La mort de Muhammed Ali dépasse très largement la disparition d’un ancien champion
mondial de la boxe – sans doute le plus grand des champions. Muhammed Ali avait des
dimensions politique et morale, qui dépassaient en importance ses remarquables réussites
sportives. Il n’y a pas beaucoup d’athlètes qui peuvent revenir pour conquérir un titre
mondial, après trois années en prison … une prison qu’il avait choisie comme objecteur de
conscience.
Ali avait choisi la prison, par refus de participer à la guerre au Vietnam. “Les Vietnamiens ne
m’ont rien fait,” dit-il. “Aucun Viet ne m’a jamais traité de ‘nègre’; aucun Viet ne m’a lynché,
ni envoyé des chiens pour me traquer. Aucun Vietnamien n’a violé ma souer ou ma maman.

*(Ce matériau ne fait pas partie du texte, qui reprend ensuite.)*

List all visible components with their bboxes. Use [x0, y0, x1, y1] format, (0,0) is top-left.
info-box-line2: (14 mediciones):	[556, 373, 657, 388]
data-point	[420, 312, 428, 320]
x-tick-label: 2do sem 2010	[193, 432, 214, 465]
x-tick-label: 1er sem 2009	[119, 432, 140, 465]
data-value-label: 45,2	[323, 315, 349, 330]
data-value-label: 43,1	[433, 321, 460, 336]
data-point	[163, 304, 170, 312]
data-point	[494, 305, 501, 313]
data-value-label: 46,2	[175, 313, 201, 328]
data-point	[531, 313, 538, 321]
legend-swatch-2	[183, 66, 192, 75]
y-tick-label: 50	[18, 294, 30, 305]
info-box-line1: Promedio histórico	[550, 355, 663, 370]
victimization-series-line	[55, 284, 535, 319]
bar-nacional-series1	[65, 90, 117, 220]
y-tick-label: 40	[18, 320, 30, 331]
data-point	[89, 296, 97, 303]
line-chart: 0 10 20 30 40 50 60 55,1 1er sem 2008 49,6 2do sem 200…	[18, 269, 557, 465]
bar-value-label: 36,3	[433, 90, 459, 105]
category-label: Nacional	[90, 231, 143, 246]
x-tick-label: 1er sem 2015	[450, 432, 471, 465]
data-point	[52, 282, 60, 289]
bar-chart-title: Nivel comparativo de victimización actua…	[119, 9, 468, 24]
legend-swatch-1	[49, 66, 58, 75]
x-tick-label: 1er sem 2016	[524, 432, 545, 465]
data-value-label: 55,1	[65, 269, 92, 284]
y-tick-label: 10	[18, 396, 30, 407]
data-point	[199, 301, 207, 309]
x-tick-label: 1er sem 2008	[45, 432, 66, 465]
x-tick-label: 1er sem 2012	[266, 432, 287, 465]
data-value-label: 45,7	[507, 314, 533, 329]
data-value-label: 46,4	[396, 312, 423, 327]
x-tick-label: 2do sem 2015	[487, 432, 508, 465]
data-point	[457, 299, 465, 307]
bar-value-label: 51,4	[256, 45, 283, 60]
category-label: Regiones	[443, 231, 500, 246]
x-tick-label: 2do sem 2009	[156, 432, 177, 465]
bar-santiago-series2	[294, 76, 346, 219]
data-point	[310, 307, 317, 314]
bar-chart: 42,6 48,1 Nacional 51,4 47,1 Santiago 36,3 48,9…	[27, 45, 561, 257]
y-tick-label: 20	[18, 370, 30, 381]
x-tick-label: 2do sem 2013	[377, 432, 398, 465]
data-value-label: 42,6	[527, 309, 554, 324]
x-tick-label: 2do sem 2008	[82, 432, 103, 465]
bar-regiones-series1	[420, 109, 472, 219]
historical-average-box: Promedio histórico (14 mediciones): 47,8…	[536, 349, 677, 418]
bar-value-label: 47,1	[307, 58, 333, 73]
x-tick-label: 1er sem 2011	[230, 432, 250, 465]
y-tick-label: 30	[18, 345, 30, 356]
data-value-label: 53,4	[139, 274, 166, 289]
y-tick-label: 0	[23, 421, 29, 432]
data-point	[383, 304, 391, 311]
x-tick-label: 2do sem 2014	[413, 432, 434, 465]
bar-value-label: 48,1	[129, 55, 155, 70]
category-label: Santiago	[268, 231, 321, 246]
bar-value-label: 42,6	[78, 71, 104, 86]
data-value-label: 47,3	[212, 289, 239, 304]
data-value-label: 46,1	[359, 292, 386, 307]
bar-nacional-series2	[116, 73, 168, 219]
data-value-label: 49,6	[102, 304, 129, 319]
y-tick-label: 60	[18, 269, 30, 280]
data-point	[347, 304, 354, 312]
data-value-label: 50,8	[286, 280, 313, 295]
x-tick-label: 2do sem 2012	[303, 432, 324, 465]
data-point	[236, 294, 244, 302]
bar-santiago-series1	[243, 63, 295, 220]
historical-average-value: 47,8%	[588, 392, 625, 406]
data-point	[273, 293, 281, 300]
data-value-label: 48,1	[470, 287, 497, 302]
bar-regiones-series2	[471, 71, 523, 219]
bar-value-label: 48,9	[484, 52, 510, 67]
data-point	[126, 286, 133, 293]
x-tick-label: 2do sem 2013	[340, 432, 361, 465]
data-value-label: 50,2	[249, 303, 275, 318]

Alors pour quelle raison j’irais les tuer?”
Devant une meute de jeunes Blancs aggressifs sur un riche campus américain, le jeune boxeur
les avait accusé d’hypocrisie. “Vous les Blancs, vous partez en Suisse pour éviter de partir au
Vietnam. Moi, je n’ai pas besoin d’aller au Vietnam pour mourir: j’aime autant mourir ici, en
train de vous combattre, VOUS!”
L’adoption par Cassius Clay – champion mondial de la boxe – de la religion musulmane était
un geste politique autant que religieux. Il abandonna d’un coup le nom de Blanc qui avait été
imposé à ses pères esclaves, et la religion de la traite négrière: ce Catholicisme qui acceptait
que les Noirs soient réduits à l’état de sous-hommes, à condition qu’ils soient baptisés pour
devenir esclaves chrétiens.
Ce baptême signifiait pour le captif non seulement une nouvelle affiliation religieuse (le
moindre des problèmes) mais surtout la perte de son nom africain, de son identité africaine,
ainsi que l’eloignement de sa famille et de ses terres, de sa langue maternelle …. de la dignité
de ce qui nous rend HOMME ou FEMME.
Muhammed Ali avait donc rejeté son état de descendant d’esclaves. Il avait rejeté aussi toute
participation dans une guerre impéraliste immorale et immonde, menée par des Blancs
américains dominateurs d’un système politique répressif. Le défi lancé par Ali, un défi jeté
aux visages des Blancs, l’a rendu dangereux aux élites blanches aux USA. Ils ont riposté par
la prison. Ali est ressorti grandi pour devenir héro international.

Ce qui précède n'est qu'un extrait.